Was ist ein Bitcoin?

Eine Wette. Man wettet auf den Kurs einer exklusiven Computerinformation, die weitergegeben werden kann.  Ihr Kurs bestimmt sich durch die Nachfrage, die sich dafür generieren lässt. Wollen viele diese Information haben, dann steigt der Kurs. Mitte Dezember 2017 lag er bei $18.500. Wollen viele die Bitcoins loswerden, dann sinkt er ein Woche später auf $13.900. Diejenigen, die es gekauft hatten, als diese Information hoch stand und sie dann angstvoll verkauften, als der Kurs fiel, wurden beraubt. Das Geld ist nicht weg, sondern nur in anderen Händen.

Ist Bitcoin Geld?

Nein. Geld ist zwar selber ein wertloser Gegenstand, der Wert nur repräsentiert. Doch es leiht sich seinen Wert von der Schuld bzw. dem Schuldner, der hinter dem Geld stehen muss. Geld kann langfristig nur zirkulieren, wenn es dafür einen guten Schuldner gibt und die Schuld staatlich anerkannt ist. Sie muss daher rechtlich gesehen einer eintreibbaren Forderung zugeordnet sein. Bei der Banknote ist die EZB der Schuldner, bei den Münzen der Staat, beim Kontoguthaben die Bank. Die Bank wiederum ist über die Ausfallfonds mit anderen Banken verbunden. Letztlich haften auch für sie wie die Krise gezeigt hat, Staat und Steuerzahler.  Bitcoin ist dagegen eine Forderung ohne Schuldner. Das aber kann nur eine Wette sein.
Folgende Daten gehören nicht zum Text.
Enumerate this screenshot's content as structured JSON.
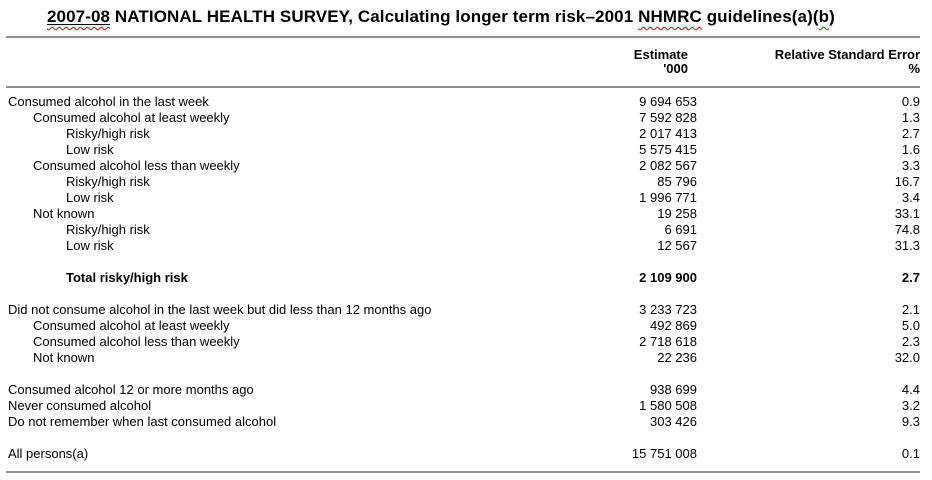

Was macht Bitcoins kaufkräftig?

Missbrauchtes Vertrauen. Wer Geld als Bezahlung akzeptiert weiß oder glaubt, dass man sich für diese Forderung etwas kaufen kann. Sinn des Geldes ist die Kaufkraft. Der ursprüngliche Schuldner, der allein den Wert des Geldes ausmacht, wenn es keine Akzeptanten mehr findet, tritt in den Hintergrund. Beim bitcoin findet man es nicht einmal anstößig, dass es so einen Schuldner wie beim 10-Euro-Schein (die EZB) ganz offiziell nicht gibt. Man will Geld doch sofort oder (mit Ansparen) morgen zum Einkauf verwenden. Gibt es genug Akzeptanten, so kann man den ursprünglichen Schuldner leicht vergessen, (allerdings nur bis der Kursverfall den Dornröschenschlaf beendet). Geld ist eine zirkulationsfähige Forderung bzw. Schuld.

Wer schafft die Zirkulationsfähigkeit?

Der GeldscheinEs gibt Geld, dessen Wert über jeden Zweifel erhaben ist. Wir nehmen dies für Banknoten in Euro, Dollar oder Yen an. Trotz 2008 vertrauen wir auch Bankguthaben. Weil aber der Nutzer nicht wissen kann, ob das Geld tatsächlich werthaltig ist, kommt es nur auf seinen Eindruck an. Er kann nur glauben, dass das Geld werthaltig ist. Es ist also der Glauben an das Geld, der es zirkulationsfähig macht. Wie das Geld (er)scheint ist auf kurze Sicht wichtiger als was es ist. Deshalb haben die, die Geld in Umlauf gebracht haben (Emittenten), immer versucht, dem Geld einen werthaltigen Eindruck (Verbriefung) zu verleihen. Gold, Silber und Kupfer waren solche Verkleidungen ebenso wie der Kopf des römischen Kaisers auf der Münze, das Bild der Queen auf der Banknote oder das Schuldanerkenntnis der US-Zentralbank auf der Dollarnote. Sie geben einen äußeren Geldschein, bei dem der Glauben an das Geld wichtiger als sein wirklicher Wert wird.

Können auch wertlose Forderungen zirkulieren?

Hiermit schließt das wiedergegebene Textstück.